The game may have turned late in the first period on a big-time hit by Connor Punnett on Sarnia's Nolan Burke at centre ice.

The two raced for a loose puck and Punnett smashed into the Sting forward, delivering a crunching thud that could be heard around the rink and drew a heavy groan from the surrounding fans.

Burke crashed to the ice and ended up leaving the game and not returning.

"That was the biggest hit I've ever seen," said Vierling. "You obviously don't like to see a guy get hurt like that, but it was definitely a momentum changer for our team."

The game turned especially physical after that and the intensity ramped up another notch, but the Colts (9-6-2-1) finally broke through late in the second.

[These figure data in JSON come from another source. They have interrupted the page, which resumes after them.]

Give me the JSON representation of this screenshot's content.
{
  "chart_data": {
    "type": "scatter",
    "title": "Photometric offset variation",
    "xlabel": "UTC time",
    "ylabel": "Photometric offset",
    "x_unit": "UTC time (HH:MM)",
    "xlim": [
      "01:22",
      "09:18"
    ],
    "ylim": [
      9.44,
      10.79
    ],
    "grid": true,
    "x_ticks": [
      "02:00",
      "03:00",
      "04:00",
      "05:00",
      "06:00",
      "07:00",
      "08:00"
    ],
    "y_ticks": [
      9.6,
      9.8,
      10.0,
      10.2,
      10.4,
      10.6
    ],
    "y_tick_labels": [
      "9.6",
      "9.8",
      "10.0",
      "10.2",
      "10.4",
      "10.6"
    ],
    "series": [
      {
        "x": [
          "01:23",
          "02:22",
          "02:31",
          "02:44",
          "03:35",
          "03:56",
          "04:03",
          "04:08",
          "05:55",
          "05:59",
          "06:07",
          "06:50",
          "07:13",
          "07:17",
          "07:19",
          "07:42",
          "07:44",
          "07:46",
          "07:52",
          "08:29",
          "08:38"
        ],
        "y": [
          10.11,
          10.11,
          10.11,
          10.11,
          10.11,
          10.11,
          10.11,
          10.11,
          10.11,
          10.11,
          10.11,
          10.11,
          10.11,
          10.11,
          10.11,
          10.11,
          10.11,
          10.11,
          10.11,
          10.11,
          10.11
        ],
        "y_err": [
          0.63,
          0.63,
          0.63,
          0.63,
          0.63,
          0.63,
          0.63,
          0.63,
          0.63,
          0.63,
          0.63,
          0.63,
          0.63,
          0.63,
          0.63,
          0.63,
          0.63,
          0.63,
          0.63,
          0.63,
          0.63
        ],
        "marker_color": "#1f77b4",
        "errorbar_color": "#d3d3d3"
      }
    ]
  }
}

Beau Jelsma cut the lead in half late in the second when he fired a cross-crease feed from Roenick Jodoin over Gaudreau's blocker at 16:25.

Sarnia (10-6-3-1) pressed hard early in the third, but Jacob Frasca would help send it into overtime when he got a piece of Punnett's shot from the point with 6:30 remaining.

That set the stage for Vierling.

Zach Filak took a four-minute high sticking penalty late in the game and with the game in overtime, and a little more than a minute remaining in the power play, Vierling walked into the faceoff dot to the right of Gaudreau and ripped a high drive over his right shoulder to complete the comeback.

"I think we had good movement at the top," said the veteran who now has seven goals and 20 points in just 14 games. "Forget about the X's and O's there. We just had some good movement and I was lucky enough to snipe one top corner there."

The Colts had all sorts of pressure on the power play and did a good job of shrinking the Sarnia zone down before Vierling came through with the dagger. 

"On those 4 on 3s, it just takes a special guy to be able to make that shot and that's what Vierling did," said Williamson, who is in his eighth season with Barrie and also spent six years with the Niagara IceDogs. "(Gaudreau's) a heck of a goalie in there for them too. We were getting close, but it was nice to see Vierling blow it by him."

It's been anything but home sweet home for the Colts this season. They were 3-5 coming into the contest on home ice, with several of those being less than inspiring efforts.

The Colts certainly didn't lack any intensity last night.

"We battled so hard," said Vierling. "We just stuck to our game plan and we knew that something good was going to happen."

Heading into this weekend, Barrie had just two wins in its last nine games and were coming off a lacklustre 2-1 loss in Hamilton.

Williamson said the coaching staff expressed their disappointment in a talk after the game, but since then he says the leaders have taken accountability to make the hockey team better and everybody's giving their part.

"Just to stay in and persevere," he said. "It seems to be a bit of trend for us getting down by two and be able to not quit, and that's a good sign in a hockey team. I'm proud of the guys."

The Colts are back on the road next Friday when they're off to St. Catharines to take on the slumping Niagara IceDogs. Game time at the Meridian Centre is 7 p.m.

ICE CHIPS: Sarnia outshot Barrie, 38-28. . . The Colts finished 1-for-4 on the power play, while the Sting were 0-for-3. . . The Colts complete their brief road swing next weekend in Erie on Saturday.